Here, SAW sees a function applied to a concrete term 1, so it tries to concretize the function application. But Cryptol:/Primitive/prim was never meant to be evaluated, and so SAW crashes at simulation time.

This is all rather unfortunate, especially since it is affecting SAW proofs in the wild. There are ways to restructure the Cryptol code slightly to work around the issue, such as the workaround from https://github.com/GaloisInc/saw-script/pull/1903#issuecomment-1675141693, but it would be far better if SAW "just worked" here. After all, SAW already has knowledge about what functions are uninterpreted during symbolic execution, so this knowledge ought to extend to the heuristics that SAW uses when concretizing function applications.

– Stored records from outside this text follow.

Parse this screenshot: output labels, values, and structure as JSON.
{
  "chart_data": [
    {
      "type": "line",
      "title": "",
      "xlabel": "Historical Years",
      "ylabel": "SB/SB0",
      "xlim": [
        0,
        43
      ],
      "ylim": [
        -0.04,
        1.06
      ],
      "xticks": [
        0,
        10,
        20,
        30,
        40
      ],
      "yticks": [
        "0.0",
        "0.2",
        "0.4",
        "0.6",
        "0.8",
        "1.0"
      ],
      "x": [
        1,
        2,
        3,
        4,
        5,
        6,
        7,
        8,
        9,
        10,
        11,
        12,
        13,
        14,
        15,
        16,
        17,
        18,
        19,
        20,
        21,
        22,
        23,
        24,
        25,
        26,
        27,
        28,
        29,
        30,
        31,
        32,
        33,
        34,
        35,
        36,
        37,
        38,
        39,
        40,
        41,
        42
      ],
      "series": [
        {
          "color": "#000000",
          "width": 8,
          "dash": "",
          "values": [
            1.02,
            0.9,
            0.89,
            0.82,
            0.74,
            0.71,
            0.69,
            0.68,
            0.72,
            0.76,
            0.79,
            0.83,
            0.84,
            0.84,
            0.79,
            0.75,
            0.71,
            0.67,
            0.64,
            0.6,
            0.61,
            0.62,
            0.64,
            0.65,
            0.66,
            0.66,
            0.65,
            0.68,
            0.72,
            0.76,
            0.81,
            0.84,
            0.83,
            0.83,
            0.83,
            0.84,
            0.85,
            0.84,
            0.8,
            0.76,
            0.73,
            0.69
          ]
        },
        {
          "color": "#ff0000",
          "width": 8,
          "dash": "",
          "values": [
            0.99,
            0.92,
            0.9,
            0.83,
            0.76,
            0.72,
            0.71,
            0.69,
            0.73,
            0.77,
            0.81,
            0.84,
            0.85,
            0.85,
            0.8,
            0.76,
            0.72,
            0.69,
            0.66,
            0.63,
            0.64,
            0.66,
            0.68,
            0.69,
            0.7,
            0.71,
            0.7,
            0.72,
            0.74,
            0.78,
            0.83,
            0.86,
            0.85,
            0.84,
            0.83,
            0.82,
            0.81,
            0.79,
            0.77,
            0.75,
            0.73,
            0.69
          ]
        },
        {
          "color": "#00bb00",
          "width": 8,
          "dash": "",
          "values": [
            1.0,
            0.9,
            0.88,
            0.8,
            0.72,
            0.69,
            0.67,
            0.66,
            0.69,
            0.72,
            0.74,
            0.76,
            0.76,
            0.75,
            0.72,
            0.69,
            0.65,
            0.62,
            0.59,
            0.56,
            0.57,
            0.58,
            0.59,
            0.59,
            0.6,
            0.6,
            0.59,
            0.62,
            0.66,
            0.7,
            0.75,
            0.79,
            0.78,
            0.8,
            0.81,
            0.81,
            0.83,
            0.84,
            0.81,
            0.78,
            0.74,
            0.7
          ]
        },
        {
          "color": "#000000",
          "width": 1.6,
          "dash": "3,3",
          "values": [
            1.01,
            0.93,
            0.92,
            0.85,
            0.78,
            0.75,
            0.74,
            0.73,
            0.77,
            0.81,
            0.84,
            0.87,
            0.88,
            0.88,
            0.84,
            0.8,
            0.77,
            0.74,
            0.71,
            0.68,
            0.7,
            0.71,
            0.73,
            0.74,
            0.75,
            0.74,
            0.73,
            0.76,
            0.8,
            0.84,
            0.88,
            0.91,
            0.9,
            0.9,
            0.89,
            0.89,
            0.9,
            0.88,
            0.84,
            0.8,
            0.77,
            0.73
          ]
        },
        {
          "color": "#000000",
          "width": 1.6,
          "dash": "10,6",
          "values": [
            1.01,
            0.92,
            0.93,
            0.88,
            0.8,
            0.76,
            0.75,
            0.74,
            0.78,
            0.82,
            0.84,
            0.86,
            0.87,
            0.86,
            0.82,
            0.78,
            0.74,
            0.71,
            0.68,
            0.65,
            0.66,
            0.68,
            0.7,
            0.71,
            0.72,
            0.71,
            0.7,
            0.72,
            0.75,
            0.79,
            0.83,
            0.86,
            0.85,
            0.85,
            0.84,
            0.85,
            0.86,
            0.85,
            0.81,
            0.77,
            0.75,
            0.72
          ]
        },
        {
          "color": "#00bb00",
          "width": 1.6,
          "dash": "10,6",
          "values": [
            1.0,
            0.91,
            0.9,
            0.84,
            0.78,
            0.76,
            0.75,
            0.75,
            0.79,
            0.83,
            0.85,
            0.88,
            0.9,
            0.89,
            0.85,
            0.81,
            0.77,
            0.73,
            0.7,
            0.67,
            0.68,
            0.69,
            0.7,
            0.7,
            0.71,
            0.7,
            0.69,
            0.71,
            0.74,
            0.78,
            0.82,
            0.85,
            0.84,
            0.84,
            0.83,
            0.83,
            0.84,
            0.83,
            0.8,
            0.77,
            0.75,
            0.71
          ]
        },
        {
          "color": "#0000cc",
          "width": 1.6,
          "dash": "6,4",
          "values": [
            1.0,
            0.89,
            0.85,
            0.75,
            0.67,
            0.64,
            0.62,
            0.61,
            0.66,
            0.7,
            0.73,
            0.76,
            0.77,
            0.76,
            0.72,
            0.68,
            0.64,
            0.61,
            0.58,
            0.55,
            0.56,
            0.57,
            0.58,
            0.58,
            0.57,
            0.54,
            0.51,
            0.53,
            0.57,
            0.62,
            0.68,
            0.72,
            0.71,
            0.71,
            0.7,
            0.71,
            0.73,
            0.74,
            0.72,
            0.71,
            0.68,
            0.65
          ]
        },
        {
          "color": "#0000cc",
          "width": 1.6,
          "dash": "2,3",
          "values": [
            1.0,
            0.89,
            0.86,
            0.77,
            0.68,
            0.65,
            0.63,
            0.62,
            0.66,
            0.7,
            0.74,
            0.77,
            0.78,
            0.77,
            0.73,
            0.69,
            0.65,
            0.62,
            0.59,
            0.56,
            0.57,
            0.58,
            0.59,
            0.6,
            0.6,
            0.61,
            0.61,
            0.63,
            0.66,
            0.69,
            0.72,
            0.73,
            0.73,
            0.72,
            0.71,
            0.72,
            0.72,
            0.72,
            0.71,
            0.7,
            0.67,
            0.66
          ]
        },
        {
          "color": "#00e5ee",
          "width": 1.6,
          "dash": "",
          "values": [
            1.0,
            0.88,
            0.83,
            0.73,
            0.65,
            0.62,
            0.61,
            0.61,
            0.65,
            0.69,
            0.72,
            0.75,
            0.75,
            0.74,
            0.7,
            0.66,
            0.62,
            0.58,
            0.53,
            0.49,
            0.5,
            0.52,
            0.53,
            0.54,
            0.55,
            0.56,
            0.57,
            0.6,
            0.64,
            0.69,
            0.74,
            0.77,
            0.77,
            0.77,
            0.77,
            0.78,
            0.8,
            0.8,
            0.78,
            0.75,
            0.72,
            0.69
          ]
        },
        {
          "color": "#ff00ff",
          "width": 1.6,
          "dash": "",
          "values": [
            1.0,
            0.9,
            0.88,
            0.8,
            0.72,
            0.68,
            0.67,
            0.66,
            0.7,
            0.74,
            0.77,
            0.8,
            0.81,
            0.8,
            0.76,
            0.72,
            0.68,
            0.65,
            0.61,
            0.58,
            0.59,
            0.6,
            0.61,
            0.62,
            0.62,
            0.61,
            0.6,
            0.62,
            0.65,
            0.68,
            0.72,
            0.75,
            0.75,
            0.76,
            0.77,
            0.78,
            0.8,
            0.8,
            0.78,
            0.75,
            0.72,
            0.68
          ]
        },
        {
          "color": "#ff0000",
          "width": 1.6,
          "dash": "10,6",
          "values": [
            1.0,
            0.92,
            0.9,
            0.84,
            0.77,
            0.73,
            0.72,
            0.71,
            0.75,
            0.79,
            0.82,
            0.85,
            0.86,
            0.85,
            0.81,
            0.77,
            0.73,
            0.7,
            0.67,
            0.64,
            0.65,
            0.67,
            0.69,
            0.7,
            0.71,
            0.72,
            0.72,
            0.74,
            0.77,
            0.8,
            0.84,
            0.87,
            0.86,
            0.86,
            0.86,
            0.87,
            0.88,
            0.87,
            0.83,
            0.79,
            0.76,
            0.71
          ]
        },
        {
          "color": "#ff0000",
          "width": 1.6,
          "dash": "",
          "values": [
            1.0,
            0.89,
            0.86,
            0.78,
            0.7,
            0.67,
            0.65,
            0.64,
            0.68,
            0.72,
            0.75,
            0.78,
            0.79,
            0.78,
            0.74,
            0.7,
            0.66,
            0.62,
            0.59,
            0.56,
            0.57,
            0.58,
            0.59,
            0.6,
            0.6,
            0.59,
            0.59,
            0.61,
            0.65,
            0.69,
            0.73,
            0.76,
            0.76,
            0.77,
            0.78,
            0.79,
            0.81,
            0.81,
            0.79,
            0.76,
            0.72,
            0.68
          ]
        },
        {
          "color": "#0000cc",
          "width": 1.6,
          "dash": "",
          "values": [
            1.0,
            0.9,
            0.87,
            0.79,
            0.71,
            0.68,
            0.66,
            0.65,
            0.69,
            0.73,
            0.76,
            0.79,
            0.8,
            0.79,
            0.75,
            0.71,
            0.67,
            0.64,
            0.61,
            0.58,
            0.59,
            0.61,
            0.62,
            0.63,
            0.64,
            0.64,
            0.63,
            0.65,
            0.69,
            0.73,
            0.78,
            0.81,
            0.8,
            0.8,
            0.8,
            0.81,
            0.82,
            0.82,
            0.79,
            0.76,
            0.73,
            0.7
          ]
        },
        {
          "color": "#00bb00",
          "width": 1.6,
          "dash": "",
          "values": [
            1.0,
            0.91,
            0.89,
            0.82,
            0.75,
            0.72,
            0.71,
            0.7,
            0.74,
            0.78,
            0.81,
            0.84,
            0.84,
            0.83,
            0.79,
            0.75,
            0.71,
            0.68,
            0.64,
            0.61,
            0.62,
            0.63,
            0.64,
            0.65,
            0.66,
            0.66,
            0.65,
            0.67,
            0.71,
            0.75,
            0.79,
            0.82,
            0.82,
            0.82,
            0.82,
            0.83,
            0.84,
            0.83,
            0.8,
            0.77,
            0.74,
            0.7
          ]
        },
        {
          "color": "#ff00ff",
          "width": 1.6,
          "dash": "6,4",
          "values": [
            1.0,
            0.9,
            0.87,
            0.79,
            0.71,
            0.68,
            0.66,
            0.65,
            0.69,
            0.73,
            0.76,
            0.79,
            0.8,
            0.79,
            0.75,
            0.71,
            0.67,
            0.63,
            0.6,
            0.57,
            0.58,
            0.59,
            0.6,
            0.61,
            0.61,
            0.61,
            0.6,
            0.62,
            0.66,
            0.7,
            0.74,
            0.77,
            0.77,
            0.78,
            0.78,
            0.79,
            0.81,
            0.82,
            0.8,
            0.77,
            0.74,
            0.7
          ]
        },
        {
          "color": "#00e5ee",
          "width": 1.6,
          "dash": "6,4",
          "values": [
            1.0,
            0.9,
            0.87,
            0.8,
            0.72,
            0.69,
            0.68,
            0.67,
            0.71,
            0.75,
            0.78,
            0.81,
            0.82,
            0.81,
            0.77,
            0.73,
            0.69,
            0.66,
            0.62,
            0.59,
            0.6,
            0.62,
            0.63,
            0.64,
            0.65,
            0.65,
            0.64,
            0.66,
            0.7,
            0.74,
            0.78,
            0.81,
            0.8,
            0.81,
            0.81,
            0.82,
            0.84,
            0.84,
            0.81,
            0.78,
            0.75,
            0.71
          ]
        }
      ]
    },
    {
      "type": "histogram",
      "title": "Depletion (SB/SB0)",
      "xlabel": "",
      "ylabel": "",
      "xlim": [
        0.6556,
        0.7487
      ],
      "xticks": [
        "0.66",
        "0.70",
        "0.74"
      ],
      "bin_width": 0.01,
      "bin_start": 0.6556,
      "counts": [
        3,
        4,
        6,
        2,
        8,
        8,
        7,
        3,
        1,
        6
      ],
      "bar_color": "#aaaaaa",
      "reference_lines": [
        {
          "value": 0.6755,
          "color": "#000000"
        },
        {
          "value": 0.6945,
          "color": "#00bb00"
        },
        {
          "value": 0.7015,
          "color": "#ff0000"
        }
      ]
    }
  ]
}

This ticket exists to track this idea.

[RyanGlScott]

@eddywestbrook and I looked at this some. Given that "Cannot evaluate neutral term" is an error message that is thrown by the concrete evaluator, the most likely place where the aforementioned heuristics are implemented is here:

https://github.com/GaloisInc/saw-script/blob/e0e94c6044e832081e28af8e9bdbf9a130caca48/src/SAWScript/Crucible/LLVM/ResolveSetupValue.hs#L735-L740

This code checks for closed SAWCore terms (i.e., terms without any symbolic content) by checking if they are free of any ExtCns. My original thought was to extend this code to make it aware of any uninterpreted functions that the user declared via a tactic like w4_unint_z3. This wouldn't work, however, as this code is run as part of simulating the C code, which happens before the w4_unint_z3 tactic is ever invoked. You can see this for yourself by replacing the call to w4_unint_z3 ["prim"] in the program above with something like admit "Admitted"—you'll still get the same error if you do.

In light of this, perhaps we should try a different approach: refine the heuristics above to check if tm contains a primitive (e.g., prim), and if so, don't attempt to concretely evaluate it. We'd need to be careful about this, since there are some Cryptol primitives that SAW does attach computational content to, and we would still want to evaluate those. Luckily, I believe all of those constants are listed in constMap, so I believe this should be relatively simple to check for.

[andreistefanescu]

My preference would be to properly handle the exception. Depending on evaluation, the term may evaluate to a concrete value even if it contains an undefined primitive.

[RyanGlScott]

Indeed, that is another option worth considering.

For what it's worth, I discovered that the use of evalSharedTerm in https://github.com/GaloisInc/saw-script/issues/1906#issuecomment-1679387599 is not where the Cannot evaluate neutral term error is coming from in the test case above. I haven't figured out which evalSharedTerm is actually the culprit.